At your birth a seed is planted.
That seed is your uniqueness.
It wants to grow, transform itself, and flower to its full potential. It has a natural, assertive energy to it.
Your Life’s Task is to bring that seed to flower, to express your uniqueness through your work.
— Robert Greene in Mastery
The more I’ve sat with this idea, the more I’ve come to uncover and believe that it has some vital energy to it. It stirs a vitality and a vibrancy in my heart-stomach. To look towards an expansive flowering, a full and authentic expression of myself, feels bright, hopeful, rich, and beautiful.
Extraordinary.
But it also brings an ominous sense of foreboding. A measure of disquieting anxiety - fear, in truth - associated with the vulnerability of bringing my full uniqueness to bear.
In particular, it’s the idea that true flourishing comes not from what’s safe and conventional, but in fact from the parts of us that are the least conventional, most different, and unique. That’s the scary part.
I am beyond certain that I want an extraordinary life of deep presence, full realization of my potential, and rich, vibrant expression.
The vision is beautiful. Simple.
Yet the part that I’m toiling with is the journey required to get there.
No risk, no reward, right?
Extra-ordinary, above-normal, non-conventional
At first, it seems a bit counterintuitive that an extraordinary life requires being different than the norm, especially because we have so many things that are dependably widely and publicly celebrated: the famous pop star; the visionary entrepreneur; the ingenious artist; the wealthy doctor/lawyer/banker/consultant; the prominent thought leader/influencer.
But when we look at the word itself (extra + ordinary = above-normal), we can see the true spirit of what it would mean to live a life that way, as Robert Greene does in Mastery.
It’s as simple as this: to live an extraordinary life demands being extra-ordinary. Above-normal. Non-conventional.
Unique. Fully ourselves.
To do normal things is to become normal.
I love this idea that the “seed” that we must cultivate and express is our uniqueness.
Not our talent - the things at which we’re naturally proficient.
Not even our passion per se - the things we enjoy or are enthusiastic about.
And certainly not what our culture celebrates.
But our uniqueness. The parts of us that make us who we are. The parts distinct, or set apart, from all others.
In fact, I believe our uniqueness is what give us soul. It’s what makes our imperfect humanity rich and beautiful.
That doesn’t mean that what makes us unique can’t also be what we’re talented at, or passionate about, or win us public recognition.

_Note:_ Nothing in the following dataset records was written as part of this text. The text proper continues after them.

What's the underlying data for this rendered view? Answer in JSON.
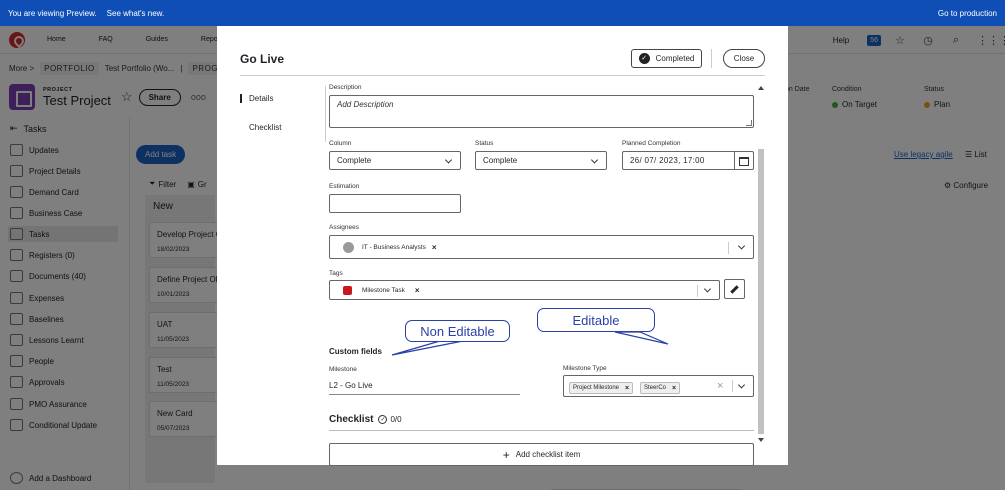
{
  "banner": {
    "message": "You are viewing Preview.",
    "whats_new": "See what's new.",
    "go_production": "Go to production"
  },
  "nav": {
    "items": [
      "Home",
      "FAQ",
      "Guides",
      "Report"
    ],
    "help": "Help",
    "badge": "56"
  },
  "breadcrumb": {
    "more": "More >",
    "portfolio": "PORTFOLIO",
    "test_portfolio": "Test Portfolio (Wo...",
    "sep": "|",
    "program": "PROGRAM"
  },
  "project": {
    "label": "PROJECT",
    "name": "Test Project",
    "share": "Share",
    "more": "ooo"
  },
  "header_cols": {
    "date_label": "on Date",
    "condition_label": "Condition",
    "condition_value": "On Target",
    "condition_color": "#3fae3f",
    "status_label": "Status",
    "status_value": "Plan",
    "status_color": "#f0a020"
  },
  "sidebar": {
    "tasks_header": "Tasks",
    "items": [
      "Updates",
      "Project Details",
      "Demand Card",
      "Business Case",
      "Tasks",
      "Registers (0)",
      "Documents (40)",
      "Expenses",
      "Baselines",
      "Lessons Learnt",
      "People",
      "Approvals",
      "PMO Assurance",
      "Conditional Update"
    ],
    "add_dashboard": "Add a Dashboard"
  },
  "board": {
    "add_task": "Add task",
    "filter": "Filter",
    "group": "Gr",
    "legacy": "Use legacy agile",
    "list": "List",
    "configure": "Configure",
    "column_title": "New",
    "cards": [
      {
        "title": "Develop Project C",
        "date": "18/02/2023"
      },
      {
        "title": "Define Project Ob",
        "date": "10/01/2023"
      },
      {
        "title": "UAT",
        "date": "11/05/2023"
      },
      {
        "title": "Test",
        "date": "11/05/2023"
      },
      {
        "title": "New Card",
        "date": "05/07/2023"
      }
    ]
  },
  "modal": {
    "title": "Go Live",
    "completed": "Completed",
    "close": "Close",
    "tabs": [
      "Details",
      "Checklist"
    ],
    "description": {
      "label": "Description",
      "placeholder": "Add Description"
    },
    "column": {
      "label": "Column",
      "value": "Complete"
    },
    "status": {
      "label": "Status",
      "value": "Complete"
    },
    "planned_completion": {
      "label": "Planned Completion",
      "value": "26/ 07/ 2023, 17:00"
    },
    "estimation": {
      "label": "Estimation",
      "value": ""
    },
    "assignees": {
      "label": "Assignees",
      "value": "IT - Business Analysts"
    },
    "tags": {
      "label": "Tags",
      "value": "Milestone Task",
      "tag_color": "#c8181e"
    },
    "custom_fields": "Custom fields",
    "milestone": {
      "label": "Milestone",
      "value": "L2 - Go Live"
    },
    "milestone_type": {
      "label": "Milestone Type",
      "chips": [
        "Project Milestone",
        "SteerCo"
      ]
    },
    "checklist": {
      "title": "Checklist",
      "count": "0/0",
      "add": "Add checklist item"
    }
  },
  "annotations": {
    "non_editable": "Non Editable",
    "editable": "Editable"
  }
}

It’s just that if we turn away from our uniqueness to cultivate these things, we run the risk of doing so at our own expense, leaving parts of ourselves behind, and feeling incomplete and unsettled.
In fact, what I’m coming to believe is that in cultivating the seed of our uniqueness, we stand perhaps an even better chance of moving towards other things like talent, passion, and recognition. I think it is in fact possible to get them all.
It’s just that it’s a journey to get there. And we can’t count on it. And there’s a cost.
The real question: are you willing to pay the price of extraordinary?
If I want an extraordinary life, I now realize that the real question I must ask myself is whether I’m willing to pay the price.
Am I willing to pay the tax of my uniqueness? Am I willing to risk not only embracing, but leading with what makes me most myself and different? Am I willing to tolerate feeling misunderstood, lost, and alone, with no pre-existing map to follow?
Am I willing to risk the potential for conventional measures of success to bring that seed of uniqueness to flower? Am I willing to forego more dependable paths to money and status?
Or am I willing to pay a different sort of cost: jettisoning parts of me to be accepted, understood, and rewarded by others?
The truth is that it is a choice.
A while back, I realized that I had made the wrong one. I had it backward.
I was seeking a conventionally accomplished life - one of excellence and achievement. But after walking that path for a while, the cost of doing so became too great. I came to see that it wasn’t working for me. I felt unfulfilled and empty. I left some vital parts of me untended. In fact, at times, it felt as if I was actually punished for bringing those most unique, essential parts of myself to bear.
I now realize that what I’m truly seeking isn’t an accomplished life, but an extraordinary one.
It doesn’t mean that it’s devoid of excellence and achievement. In fact, I still do desire these things. But it means that first, above accomplishment, I’m seeking a life that’s fully mine.
Instead of solving for accomplishment, I’m now solving for aliveness.
So now, I’ll put it to you.
Are you seeking an extraordinary life - one that’s fully yours? Or simply an accomplished one?
Are you solving for accomplishment or aliveness?
Are you willing to pay the price of the journey to extraordinary?